Fruitinname van bepaalde soorten wordt geassocieerd met een langzamere degeneratie van ziekten zoals de ziekte van Alzheimer, de ziekte van Parkinson, ischemische ziekten en verouderingsverschijnselen in de vorm van cognitieproblemen zoals geheugenverlies, aandachtsverlies en verlies van het vermogen om dingen te leren.
Anthocyaninen en cafeïne zijn stoffen die goed zijn voor de hersenwerking. Breinveroudering wordt tegenwoordig door wetenschappers als een ziekte gezien, wat mede inhoudt dat het niet nodig is om oud te worden met allerlei kwalen op cognitief gebied.
Je kunt gezond blijven als je op iets oudere leeftijd doorgaat met het innemen van extra b antioxidanten, vooral uit bessen. Frambozen, bramen, zwarte bessen, aardbeien, aalbessen, kruisbessen, moerbeien, blauwe bessen en kersen worden genoemd als anthocyaninenrijke vruchten die een goede bijdrage leveren aan het voorkomen van breinveroudering.
Neuroinflammatoire processen, wat een wetenschappelijke term is voor ontstekingen op celniveau in het brein, worden thans gezien als de belangrijkste factor in het ontstaan van hersenziekten.
Het brein kent minder op antioxidanten gebaseerde verdedigingsmechanismen dan andere organen. Een extra complicatie is dat neurotransmitters een dubbele rol spelen, want ze kunnen ook in de stand komen dat ze zelf oxidatieve stress veroorzaken. Deze stand wordt getriggerd door een tekort aan gezonde voedingsstoffen.
Onderzoekers zien dat antioxidanten die in staat zijn om de hersenbloedbarrière te overbruggen een paar dingen doen. Ten eerste zijn ze in staat om metaalionen te cheleren. In de hersenen ontstaan in de loop van het leven een ophoping van zware metalen, die zo giftig zijn dat het lichaam ervoor kiest ze niet af te voeren, aangezien ze allerlei schade kunnen aanrichten aan lever, bloedbaan, nieren en urinewegen.
Als sterke antioxidanten zich aan deze metalen binden dan wordt eventuele schade op deze manier voorkomen.
Een andere belangrijke werking is dat de anthocyaninen de leverwerking ondersteunen waardoor er meer lichaamseigen antioxidanten in het lichaam komen.
Deze zijn nog beter dan andere antioxidanten in staat om hersenschade te neutraliseren.
Een derde werking is et voorkomen van het erger worden van hersenschade door anthocyaninen en cafeïne.

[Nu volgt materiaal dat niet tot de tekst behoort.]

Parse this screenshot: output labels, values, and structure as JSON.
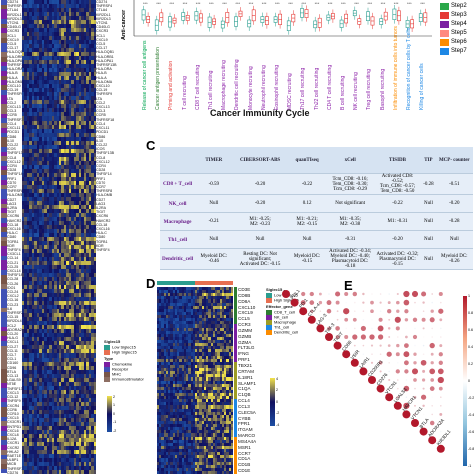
{
  "panel_labels": {
    "c": "C",
    "d": "D",
    "e": "E"
  },
  "panel_b": {
    "ylabel": "Anti-cancer",
    "xlabel": "Cancer Immunity Cycle",
    "steps": [
      {
        "label": "Step2",
        "color": "#2aa84a"
      },
      {
        "label": "Step3",
        "color": "#e53935"
      },
      {
        "label": "Step4",
        "color": "#7b1fa2"
      },
      {
        "label": "Step5",
        "color": "#ff8a80"
      },
      {
        "label": "Step6",
        "color": "#fb8c00"
      },
      {
        "label": "Step7",
        "color": "#1e88e5"
      }
    ],
    "cycle_labels": [
      {
        "text": "Release of cancer cell antigens",
        "color": "#00a651"
      },
      {
        "text": "Cancer antigen presentation",
        "color": "#2e7d32"
      },
      {
        "text": "Priming and activation",
        "color": "#e53935"
      },
      {
        "text": "T cell recruiting",
        "color": "#8e24aa"
      },
      {
        "text": "CD8 T cell recruiting",
        "color": "#8e24aa"
      },
      {
        "text": "Th1 cell recruiting",
        "color": "#8e24aa"
      },
      {
        "text": "Macrophage recruiting",
        "color": "#8e24aa"
      },
      {
        "text": "Dendritic cell recruiting",
        "color": "#8e24aa"
      },
      {
        "text": "Monocyte recruiting",
        "color": "#8e24aa"
      },
      {
        "text": "Neutrophil recruiting",
        "color": "#8e24aa"
      },
      {
        "text": "Eosinophil recruiting",
        "color": "#8e24aa"
      },
      {
        "text": "MDSC recruiting",
        "color": "#8e24aa"
      },
      {
        "text": "Th17 cell recruiting",
        "color": "#8e24aa"
      },
      {
        "text": "Th22 cell recruiting",
        "color": "#8e24aa"
      },
      {
        "text": "CD4 T cell recruiting",
        "color": "#8e24aa"
      },
      {
        "text": "B cell recruiting",
        "color": "#8e24aa"
      },
      {
        "text": "NK cell recruiting",
        "color": "#8e24aa"
      },
      {
        "text": "Treg cell recruiting",
        "color": "#8e24aa"
      },
      {
        "text": "Basophil recruiting",
        "color": "#8e24aa"
      },
      {
        "text": "Infiltration of immune cells into tumors",
        "color": "#fb8c00"
      },
      {
        "text": "Recognition of cancer cells by T cells",
        "color": "#1e88e5"
      },
      {
        "text": "Killing of cancer cells",
        "color": "#1e88e5"
      }
    ]
  },
  "panel_c": {
    "headers": [
      "",
      "TIMER",
      "CIBERSORT-ABS",
      "quanTIseq",
      "xCell",
      "TISIDB",
      "TIP",
      "MCP- counter"
    ],
    "rows": [
      {
        "name": "CD8 + T_cell",
        "cells": [
          "-0.59",
          "-0.20",
          "-0.22",
          "Tcm_CD8: -0.16;\nTem_CD8: -0.30;\nTcm_CD8: -0.29",
          "Activated CD8: -0.52;\nTcm_CD8: -0.57;\nTem_CD8: -0.50",
          "-0.28",
          "-0.51"
        ]
      },
      {
        "name": "NK_cell",
        "cells": [
          "Null",
          "-0.20",
          "0.12",
          "Not significant",
          "-0.22",
          "Null",
          "-0.20"
        ]
      },
      {
        "name": "Macrophage",
        "cells": [
          "-0.21",
          "M1: -0.25;\nM2: -0.23",
          "M1: -0.21;\nM2: -0.15",
          "M1: -0.35;\nM2: -0.38",
          "M1: -0.31",
          "Null",
          "-0.28"
        ]
      },
      {
        "name": "Th1_cell",
        "cells": [
          "Null",
          "Null",
          "Null",
          "-0.31",
          "-0.20",
          "Null",
          "Null"
        ]
      },
      {
        "name": "Dendritic_cell",
        "cells": [
          "Myeloid DC: -0.46",
          "Resting DC: Not significant;\nActivated DC: -0.15",
          "Myeloid DC: -0.15",
          "Activated DC: -0.34;\nMyeloid DC: -0.40;\nPlasmacytoid DC: -0.18",
          "Activated DC: -0.32;\nPlasmacytoid DC: -0.15",
          "Null",
          "Myeloid DC: -0.26"
        ]
      }
    ]
  },
  "panel_a": {
    "genes_left": [
      "CD274",
      "TNFRSF4",
      "CTLA4",
      "KIR2DL1",
      "KIR2DL3",
      "VTCN1",
      "CD40LG",
      "CXCR3",
      "XCL1",
      "CXCL9",
      "CCL5",
      "CCL17",
      "HLA-DQB1",
      "HLA-DRB1",
      "HLA-DPA1",
      "TNFRSF13B",
      "HLA-DRA",
      "HLA-B",
      "HLA-A",
      "HLA-DMA",
      "CXCL10",
      "CCL19",
      "TNFRSF9",
      "LTA",
      "CCL2",
      "CXCL13",
      "CCL3",
      "CCR5",
      "TNFRSF18",
      "CCL4",
      "CXCL11",
      "PDCD1",
      "CD86",
      "IL10",
      "CCL22",
      "ICOS",
      "TNFSF13B",
      "CCL8",
      "CXCL12",
      "CCR4",
      "CD28",
      "TNFSF14",
      "PRF1",
      "CD70",
      "CCR7",
      "TNFRSF8",
      "HLA-DMB",
      "CD27",
      "LAG3",
      "IL2RA",
      "TIGIT",
      "CXCR6",
      "HAVCR2",
      "CCL18",
      "CXCL16",
      "HLA-C",
      "CD80",
      "TGFB1",
      "KDR",
      "TNFSF4",
      "CX3CL1",
      "CCL14",
      "CCL21",
      "CCL25",
      "CXCL14",
      "TNFSF18",
      "CCL28",
      "CCL26",
      "IDO1",
      "CCL24",
      "CXCL2",
      "CCL16",
      "CCL23",
      "IL6",
      "TNFRSF25",
      "CCL15",
      "KIR2DL4",
      "XCL2",
      "ADORA2A",
      "CCL20",
      "HLA-G",
      "CXCL1",
      "CCL27",
      "CCL11",
      "CCL7",
      "CCL1",
      "CD160",
      "CD96",
      "BTLA",
      "CCL13",
      "LGALS9",
      "NT5E",
      "TNFSF13",
      "CXCL3",
      "CCL12",
      "TNFSF9",
      "CXCR4",
      "CCR6",
      "CCR10",
      "CXCL5",
      "CX3CR1",
      "ENTPD1",
      "CXCL6",
      "CXCL8",
      "IL12A",
      "CXCR1",
      "CXCR2",
      "HHLA2",
      "RAET1E",
      "ULBP1",
      "MICB",
      "TNFRSF14",
      "CD276"
    ],
    "legend": {
      "siglec_title": "Siglec15",
      "siglec_items": [
        {
          "label": "Low Siglec15",
          "color": "#2a9d8f"
        },
        {
          "label": "High Siglec15",
          "color": "#e76f51"
        }
      ],
      "type_title": "Type",
      "type_items": [
        {
          "label": "Chemokine",
          "color": "#7b1fa2"
        },
        {
          "label": "Receptor",
          "color": "#3f51b5"
        },
        {
          "label": "MHC",
          "color": "#795548"
        },
        {
          "label": "Immunostimulator",
          "color": "#8d6e63"
        }
      ],
      "scale": [
        "2",
        "1",
        "0",
        "-1",
        "-2"
      ]
    }
  },
  "panel_d": {
    "genes": [
      "CD3E",
      "CD8B",
      "CD8A",
      "CXCL10",
      "CXCL9",
      "CCL5",
      "CCR3",
      "GZMM",
      "GZMB",
      "GZMA",
      "FLT3LG",
      "IFNG",
      "PRF1",
      "TBX21",
      "CRTAM",
      "IL18R1",
      "SLAMF1",
      "C1QA",
      "C1QB",
      "CCL4",
      "CCL3",
      "CLEC5A",
      "CYBB",
      "FPR1",
      "ITGAM",
      "MARCO",
      "MS4A4A",
      "MSR1",
      "CCR7",
      "CD1A",
      "CD1B",
      "CD1E"
    ],
    "genes_right": [
      "C1QB",
      "CRTAM",
      "NCR1",
      "KIR2DL4",
      "KIR3DL1",
      "NCR1",
      "PRF1",
      "KLRC1",
      "CD160",
      "SLAMF1",
      "FCGR3A",
      "FNB1",
      "IFNG",
      "TBX21",
      "KLRB1",
      "IL12RB2",
      "MS4A4A",
      "TLR4",
      "C1QA",
      "C1QC",
      "CLEC5A",
      "CD163",
      "MARCO",
      "SPON2",
      "CCL4",
      "CCL5",
      "SLAMF1"
    ],
    "legend": {
      "siglec_title": "Siglec15",
      "siglec_items": [
        {
          "label": "Low Siglec15",
          "color": "#2a9d8f"
        },
        {
          "label": "High Siglec15",
          "color": "#e76f51"
        }
      ],
      "effector_title": "Effector_gene",
      "effector_items": [
        {
          "label": "CD8_T_cell",
          "color": "#2e7d32"
        },
        {
          "label": "NK_cell",
          "color": "#7b1fa2"
        },
        {
          "label": "Macrophage",
          "color": "#9e9d24"
        },
        {
          "label": "Th1_cell",
          "color": "#1e88e5"
        },
        {
          "label": "Dendritic_cell",
          "color": "#fb8c00"
        }
      ],
      "scale": [
        "4",
        "2",
        "0",
        "-2",
        "-4"
      ]
    }
  },
  "panel_e": {
    "genes": [
      "SIGLEC15",
      "PDL1",
      "PD-1",
      "CTLA-4",
      "LAG-3",
      "TIM-3",
      "TIGIT",
      "CD86",
      "VSIR",
      "LAIR1",
      "CD200R1",
      "CD276",
      "VTCN1",
      "LGALS3",
      "HAVCR1",
      "VTCN1",
      "BTLA",
      "ADORA2A",
      "KIR3DL1"
    ],
    "scale": [
      "1",
      "0.8",
      "0.6",
      "0.4",
      "0.2",
      "0",
      "-0.2",
      "-0.4",
      "-0.6",
      "-0.8",
      "-1"
    ]
  },
  "colors": {
    "heat_high": "#f3e34a",
    "heat_mid": "#101060",
    "heat_low": "#1d4ea3",
    "table_bg": "#e6eef8"
  }
}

Dat is belangrijk want op deze manier wordt het degeneratieve aspect van de ziekte een halt toegeroepen.
Wanneer een persoon een herseninfarct krijgt, is er sprake van zuurstoftekort in het brein. Dit zorgt voor vervelende gevolgen, maar moerbeien blijken in staat om de schade die in hersengebieden ontstaat tegen te gaan.
Bij hersenischemie kunnen hersencellen zichzelf opheffen en gaan dan dood. Maar moerbeien kan voorkomen dat te veel neuronen zichzelf opheffen, waardoor de hersenschade beperkt blijft.